From 9751d1dee9171413ba20c0ad0872fec051c312b1 Mon Sep 17 00:00:00 2001
From: OmarManzoor <omar.salman@arbisoft.com>
Date: Fri, 17 Feb 2023 12:36:15 +0500
Subject: [PATCH 3/4] * Fix error in hist_gradient_boosting by using const
 memory views * Mark check_estimators_pickle as xfail for SplineTransformer

---
 .../ensemble/_hist_gradient_boosting/_predictor.pyx    |  4 ++--
 sklearn/preprocessing/_polynomial.py                   | 10 ++++++++++
 2 files changed, 12 insertions(+), 2 deletions(-)

diff --git a/sklearn/ensemble/_hist_gradient_boosting/_predictor.pyx b/sklearn/ensemble/_hist_gradient_boosting/_predictor.pyx
index dab18bdd1d49c..85f6b20490db0 100644
--- a/sklearn/ensemble/_hist_gradient_boosting/_predictor.pyx
+++ b/sklearn/ensemble/_hist_gradient_boosting/_predictor.pyx
@@ -14,7 +14,7 @@ from ._bitset cimport in_bitset_2d_memoryview
 
 
 def _predict_from_raw_data(  # raw data = non-binned data
-        node_struct [:] nodes,
+        const node_struct [:] nodes,
         const X_DTYPE_C [:, :] numeric_data,
         const BITSET_INNER_DTYPE_C [:, ::1] raw_left_cat_bitsets,
         const BITSET_INNER_DTYPE_C [:, ::1] known_cat_bitsets,
@@ -34,7 +34,7 @@ def _predict_from_raw_data(  # raw data = non-binned data
 
 
 cdef inline Y_DTYPE_C _predict_one_from_raw_data(
-        node_struct [:] nodes,
+        const node_struct [:] nodes,
         const X_DTYPE_C [:, :] numeric_data,
         const BITSET_INNER_DTYPE_C [:, ::1] raw_left_cat_bitsets,
         const BITSET_INNER_DTYPE_C [:, ::1] known_cat_bitsets,
diff --git a/sklearn/preprocessing/_polynomial.py b/sklearn/preprocessing/_polynomial.py
index 46be5d2c13bbc..9e09715a50718 100644
--- a/sklearn/preprocessing/_polynomial.py
+++ b/sklearn/preprocessing/_polynomial.py
@@ -936,3 +936,13 @@ def transform(self, X):
             # We chose the last one.
             indices = [j for j in range(XBS.shape[1]) if (j + 1) % n_splines != 0]
             return XBS[:, indices]
+
+    def _more_tags(self):
+        return {
+            "_xfail_checks": {
+                "check_estimators_pickle": (
+                    "Current Scipy implementation of _bsplines does not"
+                    "support const memory views."
+                ),
+            }
+        }

From 732760b1e52bc27aedac2bc0ee06e71bb6854770 Mon Sep 17 00:00:00 2001
From: OmarManzoor <omar.salman@arbisoft.com>
Date: Fri, 17 Feb 2023 17:22:42 +0500
Subject: [PATCH 4/4] Revert the changes to predictor.pyx and instead add
 _xfail_checks

---
 .../ensemble/_hist_gradient_boosting/_predictor.pyx    |  4 ++--
 .../_hist_gradient_boosting/gradient_boosting.py       | 10 +++++++++-
 2 files changed, 11 insertions(+), 3 deletions(-)

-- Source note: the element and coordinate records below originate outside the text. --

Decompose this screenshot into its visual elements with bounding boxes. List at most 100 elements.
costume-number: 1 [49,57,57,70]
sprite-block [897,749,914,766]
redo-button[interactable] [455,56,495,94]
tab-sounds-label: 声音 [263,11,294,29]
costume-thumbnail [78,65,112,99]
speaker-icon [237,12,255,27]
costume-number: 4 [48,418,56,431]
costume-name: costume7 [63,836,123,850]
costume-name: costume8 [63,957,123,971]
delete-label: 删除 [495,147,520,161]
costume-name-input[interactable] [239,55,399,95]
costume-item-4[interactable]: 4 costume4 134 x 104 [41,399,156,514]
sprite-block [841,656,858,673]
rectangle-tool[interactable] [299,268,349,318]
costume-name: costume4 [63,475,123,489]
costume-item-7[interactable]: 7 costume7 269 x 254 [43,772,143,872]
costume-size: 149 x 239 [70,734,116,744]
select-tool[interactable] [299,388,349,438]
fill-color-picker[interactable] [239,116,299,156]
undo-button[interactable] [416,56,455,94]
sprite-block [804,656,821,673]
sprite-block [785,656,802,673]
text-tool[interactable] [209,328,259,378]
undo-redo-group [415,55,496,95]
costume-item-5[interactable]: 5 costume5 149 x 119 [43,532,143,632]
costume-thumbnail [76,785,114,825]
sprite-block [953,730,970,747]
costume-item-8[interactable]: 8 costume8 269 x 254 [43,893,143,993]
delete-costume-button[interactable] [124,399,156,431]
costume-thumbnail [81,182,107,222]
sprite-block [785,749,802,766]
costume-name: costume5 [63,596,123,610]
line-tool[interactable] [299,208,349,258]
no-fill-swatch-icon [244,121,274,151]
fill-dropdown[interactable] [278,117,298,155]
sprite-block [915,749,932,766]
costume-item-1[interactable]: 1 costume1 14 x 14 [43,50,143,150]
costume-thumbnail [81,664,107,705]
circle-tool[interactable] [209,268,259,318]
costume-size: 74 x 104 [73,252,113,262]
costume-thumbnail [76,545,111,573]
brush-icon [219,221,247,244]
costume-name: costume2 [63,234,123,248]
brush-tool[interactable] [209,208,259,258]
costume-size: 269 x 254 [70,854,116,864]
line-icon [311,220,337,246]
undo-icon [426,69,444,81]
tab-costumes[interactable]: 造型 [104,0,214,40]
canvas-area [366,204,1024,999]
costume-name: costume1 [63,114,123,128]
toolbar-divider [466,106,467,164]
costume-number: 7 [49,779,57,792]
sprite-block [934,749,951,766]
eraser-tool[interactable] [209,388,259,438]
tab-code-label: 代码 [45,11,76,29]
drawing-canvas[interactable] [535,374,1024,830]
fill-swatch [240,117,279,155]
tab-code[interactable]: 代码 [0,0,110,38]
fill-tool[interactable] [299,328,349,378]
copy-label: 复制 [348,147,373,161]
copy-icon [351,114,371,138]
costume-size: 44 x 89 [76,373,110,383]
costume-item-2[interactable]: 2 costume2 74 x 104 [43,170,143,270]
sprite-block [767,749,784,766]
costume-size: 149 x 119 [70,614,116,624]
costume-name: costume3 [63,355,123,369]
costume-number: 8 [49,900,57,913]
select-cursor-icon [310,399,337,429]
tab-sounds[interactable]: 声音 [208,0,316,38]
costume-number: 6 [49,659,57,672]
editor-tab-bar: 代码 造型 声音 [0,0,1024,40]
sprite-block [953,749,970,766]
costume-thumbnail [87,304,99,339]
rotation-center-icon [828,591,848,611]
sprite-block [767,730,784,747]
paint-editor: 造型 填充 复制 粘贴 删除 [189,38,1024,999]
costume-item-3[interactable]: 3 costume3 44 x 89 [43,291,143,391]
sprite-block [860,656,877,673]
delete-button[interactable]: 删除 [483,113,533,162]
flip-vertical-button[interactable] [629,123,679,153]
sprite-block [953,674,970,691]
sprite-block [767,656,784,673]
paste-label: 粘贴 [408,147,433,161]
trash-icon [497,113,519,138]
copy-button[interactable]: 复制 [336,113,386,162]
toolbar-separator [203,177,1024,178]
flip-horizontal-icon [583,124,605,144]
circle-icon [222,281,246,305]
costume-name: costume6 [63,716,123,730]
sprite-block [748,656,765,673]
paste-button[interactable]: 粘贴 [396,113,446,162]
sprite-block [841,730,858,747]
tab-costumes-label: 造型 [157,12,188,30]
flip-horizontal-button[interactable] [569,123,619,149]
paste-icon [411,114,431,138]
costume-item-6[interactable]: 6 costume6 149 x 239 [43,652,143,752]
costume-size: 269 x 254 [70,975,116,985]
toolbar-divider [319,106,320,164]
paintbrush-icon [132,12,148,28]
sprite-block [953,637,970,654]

diff --git a/sklearn/ensemble/_hist_gradient_boosting/_predictor.pyx b/sklearn/ensemble/_hist_gradient_boosting/_predictor.pyx
index 85f6b20490db0..dab18bdd1d49c 100644
--- a/sklearn/ensemble/_hist_gradient_boosting/_predictor.pyx
+++ b/sklearn/ensemble/_hist_gradient_boosting/_predictor.pyx
@@ -14,7 +14,7 @@ from ._bitset cimport in_bitset_2d_memoryview
 
 
 def _predict_from_raw_data(  # raw data = non-binned data
-        const node_struct [:] nodes,
+        node_struct [:] nodes,
         const X_DTYPE_C [:, :] numeric_data,
         const BITSET_INNER_DTYPE_C [:, ::1] raw_left_cat_bitsets,
         const BITSET_INNER_DTYPE_C [:, ::1] known_cat_bitsets,
@@ -34,7 +34,7 @@ def _predict_from_raw_data(  # raw data = non-binned data
 
 
 cdef inline Y_DTYPE_C _predict_one_from_raw_data(
-        const node_struct [:] nodes,
+        node_struct [:] nodes,
         const X_DTYPE_C [:, :] numeric_data,
         const BITSET_INNER_DTYPE_C [:, ::1] raw_left_cat_bitsets,
         const BITSET_INNER_DTYPE_C [:, ::1] known_cat_bitsets,
diff --git a/sklearn/ensemble/_hist_gradient_boosting/gradient_boosting.py b/sklearn/ensemble/_hist_gradient_boosting/gradient_boosting.py
index 31069fe14ee41..23e76b4307b6f 100644
--- a/sklearn/ensemble/_hist_gradient_boosting/gradient_boosting.py
+++ b/sklearn/ensemble/_hist_gradient_boosting/gradient_boosting.py
@@ -1165,7 +1165,15 @@ def _compute_partial_dependence_recursion(self, grid, target_features):
         return averaged_predictions
 
     def _more_tags(self):
-        return {"allow_nan": True}
+        return {
+            "allow_nan": True,
+            "_xfail_checks": {
+                "check_estimators_pickle": (
+                    "The memory views of the nodes parameter need to be defined"
+                    "as read only in the Cython implementation."
+                ),
+            },
+        }
 
     @abstractmethod
     def _get_loss(self, sample_weight):